Commissioner Of Wealth Tax vs Narinder Kaur

Citation : 1991 Latest Caselaw 297 Del
Judgement Date : 12 April, 1991

Delhi High Court
Commissioner Of Wealth Tax vs Narinder Kaur on 12 April, 1991
Author: M Jain
Bench: A K Dutta, M Jain

JUDGMENT M.C. Jain, C.J.

1. The Income-tax Appellate Tribunal, Delhi Bench B, New Delhi, has referred the following questions of law for the opinion of this Court which arose out of the order dt. 24th February, 1975 of Delhi Bench 'B' of the Income-tax Appellate Tribunal in WTA Nos. 342 to 345 (Del)/72-73 :

"1. Whether on the facts and in the circumstances of the case, the Tribunal was justified in confirming the AAC's order reducing the penalty levied by the WTO under s. 18(1)(a) of the WT Act, 1957 ?

2. Whether on the facts and in the circumstances of the case the Tribunal was justified in holding that if maximum penalty of 50% of the tax had been reached under the law for default up to 31st March, 1969, there would be no further penalty for default after that date ?

3. Whether on the facts and in the circumstances of the case, the Tribunal was justified in holding that in case where maximum penalty of 50% had not been reached on 31st March, 1969 the old law for default prior to 1st April, 1969 would apply even for the period of default subsequent to 31st March, 1969 ?

2. The assessed respondent submitted wealth-tax returns in respect of all the four assessment years on 17th March, 1970. In respect of first asst. yr. 1965-66, the delay was of 16 months 18 days. In respect of subsequent assessment year the delay was 14 days months and 16 days and for the further assessment year the delay was 32 months and 16 days and in the last assessment year the delay was 20 months and up to 31st March, 1969 and the other period commencing from 1st April, 1969 as the law was amended w.e.f. 1st April, 1969. The rate of penalty up to 31st March, 1969 was 2% per month of the tax; whereas the rate of penalty w.e.f. 1st April, 1969 was half per cent per month of the assessed wealth.

3. In appeals, the AAC of Income-tax (Special Range-I) allowed the appeals in part and remanded the matters back to the WTO for recalculating the penalties in the light of directions given by the AAC. However, on further appeal by the WTO, the Tribunal set aside the order of the AAC for the asst. yr. 1964-65 and declined to interfere with the other orders related to the asst. yrs. 1965-66 to 1968-69.

4. On an application under s. 27(1) of the WT Act, 1957, the Tribunal has made these references on the aforesaid questions of law.

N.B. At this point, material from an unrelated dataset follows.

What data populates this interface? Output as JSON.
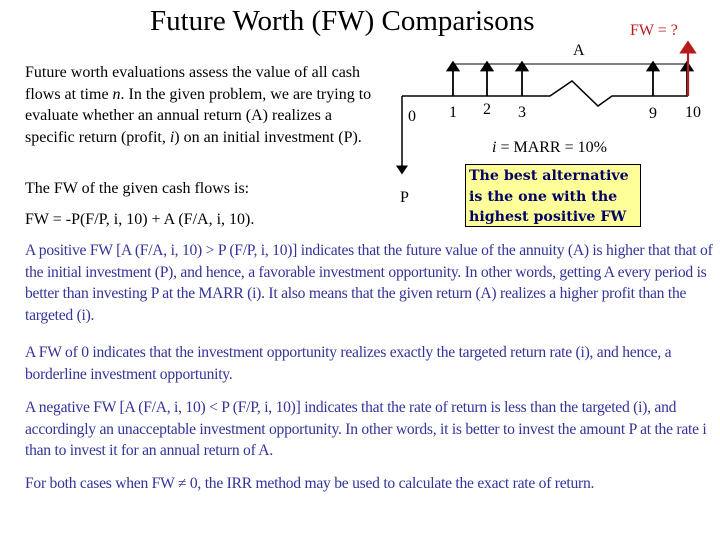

5. The question that emerges for consideration in the present reference is as to whether the rate of penalty applicable to the assessed in respect of four assessment years is the law as obtained w.e.f. 1st April, 1969 or the law as it obtained prior to 1st April, 1969. The law was amended from 1st April, 1969 as stated above. The question of applicability of the rate of penalty would depend upon the question as to whether the default is a continuous default on the part of the assessed or the default is a fixed one which has arisen once on the part of the assessed when he was required to file the return. The law on this question now stands settled by the Supreme Court in Maya Rani Punj vs. CIT expressed in CWT vs. Suresh Seth stands overruled. Their Lordships of the Supreme Court in Maya Rani Punj (supra) observed that in view of the language used in s. 271(1)(a) of the IT Act, 1961, the decision was beyond dispute that the Legislature intended to deem the non-filing of the return to be a continuing wrong for which penalty was to be visited, which commenced from the date of default and continued month after month until compliance was made and the default but with reference to continued default was obviously on the footing that non-compliance with the obligation of making a return was an infraction as long as the default continued. If a duty continued from day-to-day, the non-performance of that duty from day-to day is a continuing wrong. The legislative scheme under s. 271(1)(a) of the 1961 Act in making provision for a penalty co-terminus with the default provided for a situation of continuing wrong.

6. This Court too had an occasion to deal with the question after the decision in Maya Rani Punj (supra).

7. This case relates to imposition of penalty under the WT Act for delay in filing the return. Reference may be made to CWT vs. Inder Sain Jain & Satyapal Jain (1987) 163 ITR 831 (Del). It has been held following the aforesaid decision of the Supreme Court that for delay in filing return under s. 14(1) of the WT Act, the law applicable for levy of penalty under s. 18(1)(a) of the Act is a law prevailing on the date the return was filed and not the law existing on the relevant valuation date.

8. Thus, it would be clear that the law is settled and penalty had to be imposed according to the amended provisions of s. 18(1)(a) w.e.f. 1st April, 1969. Our answer to the questions are in the negative, in favor of the Revenue and against the assessed.

9. The opinion expressed by this Court in respect of questions referred to above be sent to the Tribunal.